Deuxième conclusion : ce n'est pas parce qu'on répète quelque chose que c'est vrai. Ce n'est pas non plus parce qu'on trouve ça "logique" que c'est vrai. Et encore moins parce qu'on est satisfait que cela corresponde aux idées qu'on s'est déjà faites que c'est vrai. De tous ceux qui ont écrit "dans la minute" sur ce qui s'est passé , et en ont fait un buzz et un souk énormes - nous avons fait de notre côté tout ce que nous pouvions, sur les réseaux sociaux et dans L'Autre Quotidien, pour démontrer la faiblesse de leurs preuves, toutes fausses, il n'y a plus aucun doute là-dessus, concernant ce qui s'est passé le 16 novembre place d'Italie - nous faisons pourtant le pari qu'aucun ne s'excusera, ne changera d'avis, ou informera tout simplement des suites de ce dont il prétendait nous informer (et même nous "alerter" !)

C'est triste, mais c'est comme cela.

On continuera donc à lire, comme un rituel, dans des groupes Facebook de Gilets jaunes des posts de geignards qui veulent accéder à la respectabilité et "aux responsabilités", Sophie Tissier en étant un parfait exemple, prétendant que "les Black Blocs, eux, ne vont jamais en prison, ne sont jamais arrêtés, jamais blessés", même si des dizaines de manifestants ces derniers mois ont été arrêtés, jugés, emprisonnés, même si le terme "black bloc" ne veut en réalité rien dire, ne décrit et ne définit réellement personne, même si c'est assez désarmant de naïveté de penser qu'un manifestant qui décide de résister, peut-être une seule fois dans sa vie, ce jour-là, est quelqu'un de fondamentalement différent de tous les autres. Vit, dort et se douche en kway noir. Se reconnaît tout de suite. Et va naturellement se déclarer tel devant un tribunal. Eh bien non, c'est juste qu'il ne leur arrive jamais rien. Ils auraient un sauf-conduit. Attendraient tranquilles chez eux l'arrivée sur leur compte des chèques signés George Soros, Le Maire ou Castaner. Seraient des employés du "nouvel ordre mondial" fantasmé par les antisémites obsédés par les franc-maçons; ou ben, alternativement ou peut-être simultanément, qui sait, du vieux, vieux "parti de l'ordre" français, qu'assurent une myriade de ministres de l'intérieur depuis toujours.
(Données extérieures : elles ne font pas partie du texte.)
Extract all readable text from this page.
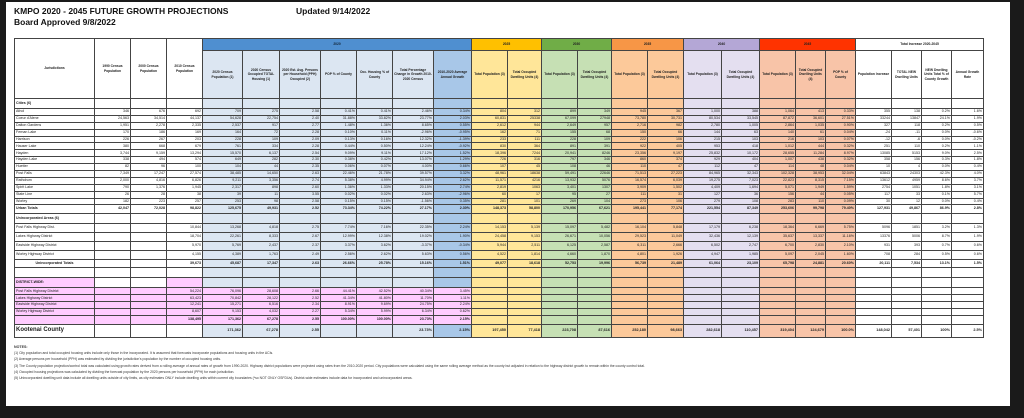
KMPO 2020 - 2045 FUTURE GROWTH PROJECTIONS	Updated 9/14/2022
Board Approved 9/8/2022
Jurisdictions	1990 Census Population	2000 Census Population	2010 Census Population	2020							2025		2030		2035		2040		2045			Total Increase 2020-2045			
				2020 Census Population (1)	2020 Census Occupied TOTAL Housing (1)	2020 Est. Avg. Persons per Household (PPH) Occupied (2)	POP % of County	Occ. Housing % of County	Total Percentage Change in Growth 2010-2020 Census	2010-2020 Average Annual Growth	Total Population (3)	Total Occupied Dwelling Units (4)	Total Population (3)	Total Occupied Dwelling Units (4)	Total Population (3)	Total Occupied Dwelling Units (4)	Total Population (3)	Total Occupied Dwelling Units (4)	Total Population (3)	Total Occupied Dwelling Units (4)	POP % of County	Population Increase	TOTAL NEW Dwelling Units	NEW Dwelling Units Total % of County Growth	Annual Growth Rate
Cities (6)																									
Athol	346	676	692	709	275	2.58	0.41%	0.41%	2.46%	0.34%	804	312	899	349	945	367	1,000	388	1,064	413	0.33%	355	138	0.2%	1.6%
Coeur d'Alene	24,563	34,514	44,137	54,628	22,754	2.40	31.88%	33.82%	23.77%	2.03%	60,831	25338	67,099	27948	73,780	30,731	80,534	33,545	87,872	36,601	27.51%	33244	13847	24.1%	1.9%
Dalton Gardens	1,951	2,278	2,335	2,537	917	2.77	1.48%	1.36%	8.65%	0.55%	2,612	944	2,649	957	2,716	982	2,780	1,005	2,864	1,035	0.90%	327	118	0.2%	0.5%
Fernan Lake	170	186	169	164	72	2.28	0.10%	0.11%	-2.96%	-0.95%	162	71	155	68	150	66	144	63	140	61	0.04%	-24	-11	0.0%	-0.6%
Harrison	226	267	203	228	109	2.09	0.13%	0.16%	12.32%	-1.39%	233	111	228	109	222	106	215	103	216	103	0.07%	-12	-6	0.0%	-0.2%
Hauser Lake	380	668	679	761	334	2.28	0.44%	0.50%	12.24%	-0.92%	830	364	891	391	922	405	953	418	1,012	444	0.32%	251	110	0.2%	1.1%
Hayden	3,744	9,159	13,294	15,570	6,137	2.54	9.09%	9.11%	17.12%	1.52%	18,396	7244	20,941	8246	23,356	9,197	25,832	10,172	28,655	11,284	8.97%	13085	5153	9.0%	2.5%
Hayden Lake	338	494	574	649	282	2.30	0.38%	0.42%	13.07%	1.29%	726	316	797	346	860	374	929	404	1,007	438	0.32%	358	156	0.3%	1.8%
Huetter	82	96	100	104	44	2.35	0.06%	0.07%	4.00%	0.66%	107	45	108	46	110	47	112	47	114	48	0.04%	10	4	0.0%	0.4%
Post Falls	7,349	17,247	27,574	38,485	14,650	2.63	22.46%	21.78%	39.57%	3.32%	48,961	18638	59,491	22646	71,513	27,223	84,965	32,343	102,328	38,953	32.04%	63843	24303	42.3%	4.0%
Rathdrum	2,000	4,816	6,826	9,211	3,356	2.74	5.38%	4.99%	34.94%	2.62%	11,571	4216	13,932	5076	16,574	6,039	19,275	7,023	22,823	8,315	7.15%	13612	4959	8.6%	3.7%
Spirit Lake	790	1,376	1,945	2,317	898	2.60	1.36%	1.33%	20.15%	2.74%	2,819	1063	3,401	1307	3,909	1,502	4,409	1,694	5,071	1,949	1.59%	2754	1051	1.8%	3.1%
State Line	26	28	38	39	11	3.55	0.02%	0.02%	2.63%	-2.96%	60	17	95	27	111	31	127	36	156	44	0.05%	117	33	0.1%	5.7%
Worley	182	223	257	253	98	2.58	0.15%	0.15%	-1.56%	0.35%	281	101	269	104	273	106	279	108	283	110	0.09%	30	12	0.0%	0.4%
Urban Totals	42,047	72,028	98,822	125,675	49,931	2.52	73.34%	74.22%	27.17%	2.30%	148,373	58,800	170,956	67,621	195,441	77,174	221,554	87,349	253,606	99,798	79.40%	127,931	49,867	86.9%	2.8%
Unincorporated Areas (6)																									
Post Falls Highway Dist.			10,844	13,268	4,818	2.75	7.74%	7.16%	22.35%	2.24%	14,153	5,139	15,097	5,482	16,104	5,848	17,179	6,238	18,364	6,669	5.75%	5096	1851	3.2%	1.3%
Lakes Highway District			18,704	22,261	8,333	2.67	12.99%	12.38%	19.02%	1.90%	24,458	9,153	26,671	10,056	29,523	11,049	32,436	12,139	35,637	13,337	11.16%	13376	5006	8.7%	1.9%
Eastside Highway District			5,970	5,769	2,437	2.37	3.37%	3.62%	-3.37%	-0.34%	5,944	2,511	6,125	2,587	6,311	2,666	6,502	2,747	6,700	2,830	2.10%	931	393	0.7%	0.6%
Worley Highway District			4,155	4,389	1,763	2.49	2.56%	2.62%	5.63%	0.56%	4,522	1,814	4,660	1,870	4,801	1,926	4,947	1,985	5,097	2,045	1.60%	708	284	0.5%	0.6%
Unincorporated Totals			39,673	45,687	17,347	2.63	26.66%	25.78%	15.16%	1.51%	49,077	18,618	52,753	19,996	56,739	21,489	61,064	23,109	65,798	24,881	20.60%	20,111	7,534	13.1%	1.5%

DISTRICT-WIDE:																									
Post Falls Highway District			54,224	76,096	28,608	2.66	44.41%	42.52%	40.34%	3.45%															
Lakes Highway District			63,423	70,842	28,122	2.52	41.34%	41.80%	11.70%	1.11%															
Eastside Highway District			12,241	15,271	6,516	2.34	8.91%	9.69%	24.75%	2.24%															
Worley Highway District			8,607	9,153	4,032	2.27	5.34%	5.99%	6.34%	0.62%															
			138,495	171,362	67,278	2.55	100.00%	100.00%	23.73%	2.15%															
Kootenai County				171,362	67,278	2.55			23.73%	2.15%	197,450	77,418	223,708	87,616	252,180	98,663	282,618	110,457	319,404	124,679	100.0%	148,042	57,401	100%	2.5%
NOTES:
(1) City population and total occupied housing units include only those in the incorporated. It is assumed that forecasts incorporate populations and housing units in the ACIs.
(2) Average persons per household (PPH) was estimated by dividing the jurisdiction's population by the number of occupied housing units.
(3) The County population projection/control total was calculated using growth rates derived from a rolling average of annual rates of growth from 1990-2020. Highway district populations were projected using rates from the 2010-2020 period. City populations were calculated using the same rolling average method as the county but adjusted in relation to the highway district growth to remain within the county control total.
(4) Occupied housing projections was calculated by dividing the forecast population by the 2020 persons per household (PPH) for each jurisdiction.
(5) Unincorporated dwelling unit data include all dwelling units outside of city limits, as city estimates ONLY include dwelling units within current city boundaries (*so NOT ONLY OSFDUs). District-wide estimates include data for incorporated and unincorporated areas.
Nous attendons tout de même des excuses de ceux qui essaient de se faire une réputation dans leur petit milieu sur internet en répandant des mensonges et des absurdités qui plaisent. Ou au minimum des tentatives de se justifier. Pas le silence. La dénégation des faits. L'ignorance organisée au service de la propagande. Ces chasseurs de réputation sur internet (de gauche, de droite) n'ont ni le courage de reconnaître leurs erreurs, ni celui de se vanter d'avoir eu la peau de quelqu'un dont ils ont diffusé des milliers de photos pour le dénoncer. Ce qui est un choix dans la vie.